For the last 50 years, internationally used dietary guidelines recommending low-fat diets, have had great impact on both the lives of ordinary healthy free-living people and the food industry as a whole [6–8]. Whilst total energy intake over the last decades has increased to some extent in the Western world, the percentage of total daily energy coming from total fat and saturated fats especially has decreased, with intake of carbohydrates, mostly from refined sugars, increasing [4, 51]. Life expectancy has increased steadily during the same time, with incidence and death rates from heart disease and stroke diminishing dramatically [6, 52]. The changing nutritional- and lifestyle habits have, however, bred new problems with an overwhelming rise in the incidence of obesity and diabetes [53]. In the light of these changing trends, recent dietary and lifestyle advice from health authorities and professionals have, on the individual and population-based level, increasingly stressed a balanced energy intake and regular physical activity to avoid obesity, and to eat a diet rich in fruits, vegetables and fibre, including calories from all energy sources [54]. Our results support this trend, and not the change towards low-fat diets.

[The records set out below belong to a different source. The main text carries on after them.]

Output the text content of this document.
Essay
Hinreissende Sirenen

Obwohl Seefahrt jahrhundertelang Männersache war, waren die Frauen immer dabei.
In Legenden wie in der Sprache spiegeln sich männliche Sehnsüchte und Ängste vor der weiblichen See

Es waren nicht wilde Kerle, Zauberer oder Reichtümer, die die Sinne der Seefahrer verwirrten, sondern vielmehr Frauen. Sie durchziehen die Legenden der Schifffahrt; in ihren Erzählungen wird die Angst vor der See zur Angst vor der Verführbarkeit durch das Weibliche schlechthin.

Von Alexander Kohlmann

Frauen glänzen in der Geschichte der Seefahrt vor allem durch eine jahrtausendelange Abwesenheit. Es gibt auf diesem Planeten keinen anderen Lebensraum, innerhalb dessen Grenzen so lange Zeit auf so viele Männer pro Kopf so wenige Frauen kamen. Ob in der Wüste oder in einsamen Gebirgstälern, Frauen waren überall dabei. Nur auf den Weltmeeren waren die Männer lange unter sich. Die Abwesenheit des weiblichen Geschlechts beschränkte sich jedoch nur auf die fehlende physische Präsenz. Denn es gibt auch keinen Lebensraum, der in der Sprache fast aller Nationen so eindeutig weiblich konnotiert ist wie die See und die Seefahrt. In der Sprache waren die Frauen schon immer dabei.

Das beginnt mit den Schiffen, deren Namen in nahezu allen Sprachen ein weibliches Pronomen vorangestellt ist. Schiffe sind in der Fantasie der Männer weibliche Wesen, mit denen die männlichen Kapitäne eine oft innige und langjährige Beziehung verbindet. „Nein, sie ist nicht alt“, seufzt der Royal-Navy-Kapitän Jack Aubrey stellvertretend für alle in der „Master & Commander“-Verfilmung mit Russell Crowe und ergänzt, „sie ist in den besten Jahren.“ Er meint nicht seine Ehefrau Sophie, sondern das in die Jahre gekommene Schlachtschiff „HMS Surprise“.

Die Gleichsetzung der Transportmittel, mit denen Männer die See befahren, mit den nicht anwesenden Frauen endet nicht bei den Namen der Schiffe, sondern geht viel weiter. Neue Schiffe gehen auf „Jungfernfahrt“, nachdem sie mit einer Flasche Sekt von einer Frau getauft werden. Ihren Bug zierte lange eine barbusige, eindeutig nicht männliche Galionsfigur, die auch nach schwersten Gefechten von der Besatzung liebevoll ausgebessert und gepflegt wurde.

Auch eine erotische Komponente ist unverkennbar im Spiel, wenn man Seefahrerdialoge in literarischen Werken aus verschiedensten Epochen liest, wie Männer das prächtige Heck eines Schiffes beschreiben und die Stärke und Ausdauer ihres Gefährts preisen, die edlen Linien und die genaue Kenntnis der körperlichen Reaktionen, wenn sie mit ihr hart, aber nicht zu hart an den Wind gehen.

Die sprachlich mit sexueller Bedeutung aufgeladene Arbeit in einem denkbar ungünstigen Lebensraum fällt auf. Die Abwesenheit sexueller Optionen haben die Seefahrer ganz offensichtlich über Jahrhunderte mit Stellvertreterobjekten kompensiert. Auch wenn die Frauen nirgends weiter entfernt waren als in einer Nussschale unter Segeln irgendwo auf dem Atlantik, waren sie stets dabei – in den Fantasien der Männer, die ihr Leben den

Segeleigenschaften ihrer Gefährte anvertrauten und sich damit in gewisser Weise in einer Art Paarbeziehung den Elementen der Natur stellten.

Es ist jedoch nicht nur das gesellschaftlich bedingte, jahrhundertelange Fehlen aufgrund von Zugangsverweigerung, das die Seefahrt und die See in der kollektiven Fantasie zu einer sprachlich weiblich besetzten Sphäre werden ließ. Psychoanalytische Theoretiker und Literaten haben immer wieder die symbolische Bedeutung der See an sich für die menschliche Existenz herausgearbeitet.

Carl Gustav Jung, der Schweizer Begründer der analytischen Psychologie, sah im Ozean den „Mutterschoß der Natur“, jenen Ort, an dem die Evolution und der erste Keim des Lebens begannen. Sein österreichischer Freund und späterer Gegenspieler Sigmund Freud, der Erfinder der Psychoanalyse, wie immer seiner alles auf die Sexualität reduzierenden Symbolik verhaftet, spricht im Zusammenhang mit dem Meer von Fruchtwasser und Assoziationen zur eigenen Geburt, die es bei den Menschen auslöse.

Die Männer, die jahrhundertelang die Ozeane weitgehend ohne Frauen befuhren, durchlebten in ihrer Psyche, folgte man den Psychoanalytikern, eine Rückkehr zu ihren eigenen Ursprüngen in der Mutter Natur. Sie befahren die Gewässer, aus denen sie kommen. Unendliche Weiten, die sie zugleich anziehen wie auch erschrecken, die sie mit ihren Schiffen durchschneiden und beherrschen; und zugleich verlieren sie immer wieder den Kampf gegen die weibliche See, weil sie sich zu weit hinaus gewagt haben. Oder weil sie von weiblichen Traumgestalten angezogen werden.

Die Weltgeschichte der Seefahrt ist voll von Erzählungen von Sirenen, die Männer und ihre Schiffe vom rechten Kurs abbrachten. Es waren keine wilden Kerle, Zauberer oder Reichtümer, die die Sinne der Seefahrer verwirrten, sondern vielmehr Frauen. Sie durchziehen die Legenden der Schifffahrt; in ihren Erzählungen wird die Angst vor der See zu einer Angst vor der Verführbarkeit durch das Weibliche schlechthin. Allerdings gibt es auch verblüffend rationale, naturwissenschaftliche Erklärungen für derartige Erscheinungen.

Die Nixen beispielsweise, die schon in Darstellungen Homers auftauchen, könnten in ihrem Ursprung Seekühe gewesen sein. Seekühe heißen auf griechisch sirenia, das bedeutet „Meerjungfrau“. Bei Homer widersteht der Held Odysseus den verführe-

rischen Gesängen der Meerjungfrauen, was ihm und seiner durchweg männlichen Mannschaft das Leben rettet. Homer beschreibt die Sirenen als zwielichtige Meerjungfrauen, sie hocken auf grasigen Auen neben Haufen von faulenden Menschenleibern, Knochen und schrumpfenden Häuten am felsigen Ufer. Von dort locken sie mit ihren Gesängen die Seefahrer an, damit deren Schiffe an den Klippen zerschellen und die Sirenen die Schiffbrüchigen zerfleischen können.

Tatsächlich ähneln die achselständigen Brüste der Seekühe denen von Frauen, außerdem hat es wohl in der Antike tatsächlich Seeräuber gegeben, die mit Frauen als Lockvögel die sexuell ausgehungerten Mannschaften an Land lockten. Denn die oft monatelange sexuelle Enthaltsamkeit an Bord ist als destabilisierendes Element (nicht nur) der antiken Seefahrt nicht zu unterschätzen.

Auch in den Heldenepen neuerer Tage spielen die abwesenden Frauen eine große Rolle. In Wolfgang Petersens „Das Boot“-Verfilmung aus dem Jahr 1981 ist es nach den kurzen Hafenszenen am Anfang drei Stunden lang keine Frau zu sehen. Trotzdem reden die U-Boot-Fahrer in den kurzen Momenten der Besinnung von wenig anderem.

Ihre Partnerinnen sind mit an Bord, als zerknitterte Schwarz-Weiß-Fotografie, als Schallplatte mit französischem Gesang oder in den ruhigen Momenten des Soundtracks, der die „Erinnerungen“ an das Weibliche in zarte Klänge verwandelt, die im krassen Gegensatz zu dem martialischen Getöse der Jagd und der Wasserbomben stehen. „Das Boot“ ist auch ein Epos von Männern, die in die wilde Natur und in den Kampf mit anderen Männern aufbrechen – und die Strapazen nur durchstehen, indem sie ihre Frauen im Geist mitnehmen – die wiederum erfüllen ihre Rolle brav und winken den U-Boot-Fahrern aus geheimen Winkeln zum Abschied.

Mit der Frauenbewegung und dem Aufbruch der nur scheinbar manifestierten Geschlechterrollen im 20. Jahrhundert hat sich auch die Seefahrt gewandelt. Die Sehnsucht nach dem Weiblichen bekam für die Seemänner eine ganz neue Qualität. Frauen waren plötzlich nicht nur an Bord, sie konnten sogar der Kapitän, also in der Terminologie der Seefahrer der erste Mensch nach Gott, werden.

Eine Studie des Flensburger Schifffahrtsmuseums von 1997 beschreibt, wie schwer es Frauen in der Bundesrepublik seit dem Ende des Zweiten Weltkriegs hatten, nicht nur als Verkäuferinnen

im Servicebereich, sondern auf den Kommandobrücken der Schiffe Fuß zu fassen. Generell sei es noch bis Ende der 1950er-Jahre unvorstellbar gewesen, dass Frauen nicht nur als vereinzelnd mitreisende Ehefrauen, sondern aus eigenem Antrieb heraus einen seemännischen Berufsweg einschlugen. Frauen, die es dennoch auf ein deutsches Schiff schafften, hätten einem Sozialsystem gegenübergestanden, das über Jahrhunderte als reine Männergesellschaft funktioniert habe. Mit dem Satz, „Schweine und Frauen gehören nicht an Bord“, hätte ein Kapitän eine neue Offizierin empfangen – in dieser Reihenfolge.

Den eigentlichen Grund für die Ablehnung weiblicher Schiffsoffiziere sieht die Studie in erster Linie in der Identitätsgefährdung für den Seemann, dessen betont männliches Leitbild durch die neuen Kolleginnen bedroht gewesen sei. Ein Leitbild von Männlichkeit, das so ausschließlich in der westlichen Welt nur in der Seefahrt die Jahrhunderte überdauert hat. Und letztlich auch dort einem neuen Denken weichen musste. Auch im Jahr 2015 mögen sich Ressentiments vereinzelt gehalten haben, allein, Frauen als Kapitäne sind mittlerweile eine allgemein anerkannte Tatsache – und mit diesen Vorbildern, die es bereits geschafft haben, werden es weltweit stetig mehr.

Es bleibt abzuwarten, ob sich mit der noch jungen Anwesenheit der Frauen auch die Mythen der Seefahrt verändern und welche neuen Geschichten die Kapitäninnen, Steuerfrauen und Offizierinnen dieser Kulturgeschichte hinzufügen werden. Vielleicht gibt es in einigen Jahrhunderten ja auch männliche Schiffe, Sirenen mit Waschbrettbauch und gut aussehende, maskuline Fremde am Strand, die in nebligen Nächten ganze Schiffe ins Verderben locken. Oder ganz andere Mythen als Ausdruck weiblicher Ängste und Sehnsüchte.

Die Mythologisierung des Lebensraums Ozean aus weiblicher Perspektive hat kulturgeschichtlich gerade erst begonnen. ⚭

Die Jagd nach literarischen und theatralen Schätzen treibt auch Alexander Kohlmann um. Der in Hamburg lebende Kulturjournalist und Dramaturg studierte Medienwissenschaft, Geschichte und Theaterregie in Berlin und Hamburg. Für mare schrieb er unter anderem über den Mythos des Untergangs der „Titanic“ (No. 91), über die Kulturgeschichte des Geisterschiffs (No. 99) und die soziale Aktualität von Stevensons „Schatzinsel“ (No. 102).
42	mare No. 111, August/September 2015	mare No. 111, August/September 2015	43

However, studies with long-term follow-up and hard endpoints are still needed for further understanding the effect of diet on disease development and prevention. We also need a better understanding of the biological mechanisms behind our food choices, with the subjects’ vitality possibly being an important determinant of high energy and high fat intake [23].

Conclusions

With the exception of cancer mortality for women in the highest quartile of relative fat intake, individuals receiving more than 30% of their total daily energy from fat and more than 10% from saturated fat, did not have increased mortality. Beneficial effects of relatively high intakes of unsaturated fats were not uniform. With our results added to the pool of evidence from large-scale prospective cohort studies on dietary fat, disease and mortality, traditional dietary guidelines concerning fat intake are thus generally not strongly supported.

Conflict of interest statement

No conflict of interest was declared.

Acknowledgements

This project was supported by grants from The Swedish Scientific Council, The Swedish Cancer Foundation, Anna Jönssons Memorial Fund, the Swedish Heart and Lung Foundation, The European Commission, and The Region of Skåne, Sweden.